Год 3810 (от сотворения мира, согласно еврейскому календарю)

Небольшой караван из четырех судов медленно входил в гавань, оставляя по правому борту громаду Фаросского маяка. Белоснежный храм Исиды сверкал на солнце своими колоннами на крутом взлобье острова, но Йосэф не смотрел на него — его взгляд был устремлен вдаль, туда, где на расстоянии двадцати примерно стадий от ныряющего в волнах носа их корабля, из-за леса мачт и парусов Малого порта вставал Великий Город: многоэтажные каменные дома с плоскими или двускатными крышами, крытыми красно-коричневой черепицей, колоннады дворцов и храмов, зеленые облака садов, и над всем этим великолепием — взмывшие в небо четырехгранные стрелы египетских обелисков с парящими крылатыми статуями наверху... Только сейчас, глядя на приближающуюся Александрию, Йосэф поверил до конца в то, что она существует, и что все, что рассказывали ему купцы, чьи суда он ремонтировал в Яффском порту — правда. Правдой оказался маяк на входе в гавань — высоты невероятной, много выше, чем даже Храм в Ерушалаиме, куда Йосэф ходил каждый Песах, где бы ни застал его месяц нисан. Правдой оказались царские дворцы — а эти великолепные здания были, несомненно, дворцами — и даже они были больше все того же Храма. И правдой оказался огромный, несмотря на свое название, Малый порт Александрии, конечная цель их путешествия.

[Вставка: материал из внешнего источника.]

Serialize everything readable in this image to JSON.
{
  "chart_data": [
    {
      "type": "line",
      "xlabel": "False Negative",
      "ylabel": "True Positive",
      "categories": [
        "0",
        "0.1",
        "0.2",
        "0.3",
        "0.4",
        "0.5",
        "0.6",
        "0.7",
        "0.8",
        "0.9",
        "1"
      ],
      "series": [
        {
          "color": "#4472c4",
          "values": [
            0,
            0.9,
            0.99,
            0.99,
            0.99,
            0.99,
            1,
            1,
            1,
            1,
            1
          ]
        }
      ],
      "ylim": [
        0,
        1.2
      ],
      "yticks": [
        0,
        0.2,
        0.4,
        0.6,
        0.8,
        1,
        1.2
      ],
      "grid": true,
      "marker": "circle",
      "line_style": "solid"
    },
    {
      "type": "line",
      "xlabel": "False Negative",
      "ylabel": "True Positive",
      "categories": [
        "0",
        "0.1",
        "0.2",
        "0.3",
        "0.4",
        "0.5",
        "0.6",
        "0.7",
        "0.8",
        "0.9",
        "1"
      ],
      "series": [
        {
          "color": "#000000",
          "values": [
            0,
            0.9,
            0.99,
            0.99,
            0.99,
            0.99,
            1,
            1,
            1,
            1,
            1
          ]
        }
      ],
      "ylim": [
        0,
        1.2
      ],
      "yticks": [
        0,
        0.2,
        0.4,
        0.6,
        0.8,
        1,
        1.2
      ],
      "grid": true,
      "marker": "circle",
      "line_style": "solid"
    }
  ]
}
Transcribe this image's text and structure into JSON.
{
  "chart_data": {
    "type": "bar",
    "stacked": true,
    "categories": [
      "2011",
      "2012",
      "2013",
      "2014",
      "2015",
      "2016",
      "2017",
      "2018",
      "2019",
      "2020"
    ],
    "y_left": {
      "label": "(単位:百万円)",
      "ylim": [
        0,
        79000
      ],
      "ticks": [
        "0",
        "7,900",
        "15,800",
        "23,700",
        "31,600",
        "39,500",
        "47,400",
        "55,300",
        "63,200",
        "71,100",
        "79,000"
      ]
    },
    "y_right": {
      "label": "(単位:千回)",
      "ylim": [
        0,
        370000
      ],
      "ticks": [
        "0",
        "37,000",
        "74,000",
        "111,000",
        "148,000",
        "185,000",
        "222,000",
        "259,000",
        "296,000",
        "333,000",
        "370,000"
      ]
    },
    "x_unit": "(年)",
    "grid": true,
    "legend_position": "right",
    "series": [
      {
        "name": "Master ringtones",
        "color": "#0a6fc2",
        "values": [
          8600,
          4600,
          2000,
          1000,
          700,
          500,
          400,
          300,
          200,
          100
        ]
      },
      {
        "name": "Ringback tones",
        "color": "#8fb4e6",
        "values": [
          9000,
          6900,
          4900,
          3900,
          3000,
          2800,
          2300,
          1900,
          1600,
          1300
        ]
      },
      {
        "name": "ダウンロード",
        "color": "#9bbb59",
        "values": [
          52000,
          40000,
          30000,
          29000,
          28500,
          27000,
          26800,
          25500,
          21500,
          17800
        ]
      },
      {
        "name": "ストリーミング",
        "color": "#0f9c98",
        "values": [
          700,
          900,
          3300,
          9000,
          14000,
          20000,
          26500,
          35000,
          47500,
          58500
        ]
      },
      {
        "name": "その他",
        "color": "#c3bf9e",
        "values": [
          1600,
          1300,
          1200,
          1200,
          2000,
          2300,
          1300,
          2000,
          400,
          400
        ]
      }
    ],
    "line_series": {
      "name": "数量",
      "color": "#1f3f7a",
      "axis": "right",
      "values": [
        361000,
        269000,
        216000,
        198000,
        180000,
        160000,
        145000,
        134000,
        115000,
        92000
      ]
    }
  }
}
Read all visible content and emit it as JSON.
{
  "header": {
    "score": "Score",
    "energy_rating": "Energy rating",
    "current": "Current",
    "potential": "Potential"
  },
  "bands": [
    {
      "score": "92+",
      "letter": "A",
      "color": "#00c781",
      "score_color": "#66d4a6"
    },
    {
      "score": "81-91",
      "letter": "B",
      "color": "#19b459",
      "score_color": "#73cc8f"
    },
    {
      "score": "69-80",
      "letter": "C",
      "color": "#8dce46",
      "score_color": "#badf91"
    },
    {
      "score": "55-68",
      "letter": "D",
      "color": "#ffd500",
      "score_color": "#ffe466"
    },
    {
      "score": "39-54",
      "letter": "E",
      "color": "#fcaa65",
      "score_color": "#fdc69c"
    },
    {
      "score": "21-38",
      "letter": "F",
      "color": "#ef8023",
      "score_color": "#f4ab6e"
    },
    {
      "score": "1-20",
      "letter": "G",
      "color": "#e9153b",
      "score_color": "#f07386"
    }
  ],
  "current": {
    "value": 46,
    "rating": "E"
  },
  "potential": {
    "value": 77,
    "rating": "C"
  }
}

Матросы уже швартовали корабли каравана, пришедшего от берегов Иудеи — три из них были доверху загружены товаром, четвертый же — только наполовину. Оставшееся место (а было его немного) занимали три семьи: эмигранты, беженцы из захолустной провинции Империи, которым хватило решимости и скудных средств перебраться в Великий Город, чтобы начать в нем новую жизнь. Приезжие с помощью матросов вытаскивали на мокрые камни пристани пожитки и детей — в двух семьях было по трое малышей, и только жена Йосэфа, Мирьям, прижимала к груди самое дорогое, что у них было — годовалого Еошуа. Подбежавшие грузчики быстро освобождали корабли от тюков с товарами — жизнь в порту кипела, время стоянки у пристани было ограничено, на рейде ожидали своей очереди другие караваны. На какое-то время про приезжих забыли, и они столпились вокруг своих узлов, прижимая к себе детей и изредка переговариваясь по-арамейски. Отвыкнув от твердой земли под ногами, они слегка покачивались, даже стоя на месте. Бледные лица тех, кого все эти долгие дни путешествия мучила морская болезнь, постепенно приобретали нормальный цвет. На них никто не обращал внимания, кроме небольшой толпы портовых зевак, каких было всегда полно и в Яффо, и в Азе, и в Аскалоне — во всех портах Иудеи, где приходилось работать Йосэфу, только здесь все говорили по-гречески. Йосэф немного знал этот язык, но сейчас он разобрал только слова "ксенос" (чужак) и "эбрео" (еврей).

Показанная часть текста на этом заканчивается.